^ The project map for AVK’s recent water distribution network rehab in Randers, Denmark. The pipe network is color-coded and numbered, indicating divisions into pressure zones.

Article by Daniel Sweet

Deciding on one definition for a “smart city” is difficult, but at their most basic, smart cities leverage data to increase the efficiency and reliability of infrastructure—from traffic grids to power lines to water distribution systems. It is in this last dimension of city management that valves are playing an increasingly important role. As Mr. Michael Hansen, Global Brand Manager at AVK Valves explained in a recent interview, pairing real-time data with smart control valves can improve the efficiency of water distribution while at the same time reducing pipeline repair costs.

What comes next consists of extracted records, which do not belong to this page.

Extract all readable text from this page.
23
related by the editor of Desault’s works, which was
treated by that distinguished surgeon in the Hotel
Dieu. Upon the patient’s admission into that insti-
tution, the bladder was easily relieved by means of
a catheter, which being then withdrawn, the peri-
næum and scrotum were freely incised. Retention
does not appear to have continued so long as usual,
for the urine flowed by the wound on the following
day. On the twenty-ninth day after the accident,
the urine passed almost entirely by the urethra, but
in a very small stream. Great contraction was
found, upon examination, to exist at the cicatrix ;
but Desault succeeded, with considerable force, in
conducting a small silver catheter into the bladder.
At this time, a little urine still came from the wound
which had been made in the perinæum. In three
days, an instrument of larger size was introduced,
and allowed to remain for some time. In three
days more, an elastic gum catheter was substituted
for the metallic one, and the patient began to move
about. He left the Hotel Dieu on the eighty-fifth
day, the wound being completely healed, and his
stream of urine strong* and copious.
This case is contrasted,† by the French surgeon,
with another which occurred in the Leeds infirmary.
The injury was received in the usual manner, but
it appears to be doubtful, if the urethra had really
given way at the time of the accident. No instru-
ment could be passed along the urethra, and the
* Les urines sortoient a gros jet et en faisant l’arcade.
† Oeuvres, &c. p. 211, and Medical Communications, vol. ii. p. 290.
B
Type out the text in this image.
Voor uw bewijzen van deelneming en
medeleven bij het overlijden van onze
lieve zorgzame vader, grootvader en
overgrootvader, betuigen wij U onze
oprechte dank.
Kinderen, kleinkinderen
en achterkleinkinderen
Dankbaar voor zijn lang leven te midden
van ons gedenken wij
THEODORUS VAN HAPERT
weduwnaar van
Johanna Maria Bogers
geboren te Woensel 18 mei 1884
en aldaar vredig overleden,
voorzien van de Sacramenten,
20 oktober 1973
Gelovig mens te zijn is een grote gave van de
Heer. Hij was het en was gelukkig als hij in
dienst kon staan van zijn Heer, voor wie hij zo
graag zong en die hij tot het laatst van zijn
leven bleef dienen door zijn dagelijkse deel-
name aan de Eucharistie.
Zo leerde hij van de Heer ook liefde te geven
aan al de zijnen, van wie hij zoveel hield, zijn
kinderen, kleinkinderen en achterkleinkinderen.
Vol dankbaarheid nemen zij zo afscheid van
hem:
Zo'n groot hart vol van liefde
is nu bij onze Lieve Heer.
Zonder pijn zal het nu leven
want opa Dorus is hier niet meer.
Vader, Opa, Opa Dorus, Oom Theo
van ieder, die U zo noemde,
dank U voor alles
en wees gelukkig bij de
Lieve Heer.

“In cities all over the world, smart valves are helping to reduce non-revenue water (NRW), or all the water that a utility is producing but not getting paid for,” Mr. Hansen said. “NRW can come from leaks, theft, or inaccurate meters, and the amount of NRW in a given network has far reaching consequences, both in terms of energy consumption and water quality. In addition to reducing NRW, smart control valves help extend the lifetime of the pipe network, saving a small fortune in maintenance expenses. To understand how all of this comes together, it is important to understand how a traditional water distribution system works.”


“One source of inefficiency in traditional water networks comes down to cycles of high and low pressure,” Mr. Hansen continued. “You can think about it quite simply: in the morning, everyone is waking up and going about all the routines of daily life. They are showering, brushing their teeth, making breakfast, and so on. During this period, when consumption is high, a city’s water distribution network experiences lower pressures.

When the population goes to work and the consumption decreases, the pressure rises to normal service pressure levels.”

“Then the cycle repeats in the evening—as people return home and begin cooking and doing laundry, the pressure drops again. These fluctuations over 24 hours will in the end stress the pipes, leading to NRW and to pipe bursts. In the case of the latter, this could come down to a lot of money—changing a pipe or valve buried 1.5m below ground, in the middle of the main road, blocking traffic—well you can imagine that it can become very expensive.”

Mr. Hansen went on: “The primary objective in smart water management is to stabilise pressure in the water distribution network. AVK attempts to solve this problem by establishing pressure zones, or district metered areas where we divide a whole water distribution network into smaller sections. At the inlet of every section we install chambers equipped with an intelligent control valve mounted alongside an ultrasonic water meter, which will then measure the volume entering the pressure zone. These smart control valves are used to maintain a constant pressure in each zone and eliminate fluctuations and the stresses they cause. Then, with the data gathered over time, you can start establishing parameters for the pressure adjustments within the zone.”

Intelligent operation

With Mr. Hansen’s initial explanation complete, the natural question becomes: what makes AVK control valves smart, and how do they work? “Essentially, the valves are connected to software that reads input from pressure and flow meters,” Mr. Hansen began. “This software allows the valves to adjust their position (and thus the pressure at the inlet of the zone they service) based on data coming from the far end of the zone. Compare this action to a normal control valve that has a set point, and the valve maintains the set point regardless of what’s happening around it. In the case of the smart valve then, you have pressure sensors sending signals back to the control valve and asking the valve to readjust according to demand.”

Mr. Hansen elaborated strike that the sensors that feed data to AVK’s smart control valves communicate on a number of protocols out-of-the-box, including Sigfox, LoRa-WAN or SMS, as examples. But depending on the type of network being used by the city or the water utility, the specifics of the software can be adjusted.

Furthermore, he explained that among other smart control valve options, the AVK offering is unique due to its AISI 316 stainless steel parabolic plug as well as the fact that the distribution block on the main valve has a modular design, allowing the customer to rebuild and change the function in-situ.


At the end of the day, those involved with the planning and management of a smart city want data of their own. And for those moments when the effectiveness of smart water distribution is assessed, Mr. Hansen is happy to share a straightforward formula. “It comes down to a simple rule of thumb. If you lower the pressure on a water distribution network by 10%, then you will save 10% of the lost water. If you lower the pressure by 30%, you will save 30% of the lost water. Furthermore, for each percentage you can lower the pressure of the pipeline, you will extend the lifetime by 0.2 years.”

“And if all those savings are not enough to convince a sceptic about the importance of smart water distribution, consider that an average pressure reduction of 30% will reduce the pipe-burst frequency by 50%. That comes down to big money. I like to use a case I had in Stockholm to illustrate this point. In that city, there was a certain 800mm pipe that cost the utility 1 million Swedish kronor each time it burst. In the year I was working on the case, the pipe burst 8 times. I will leave you to do the math.”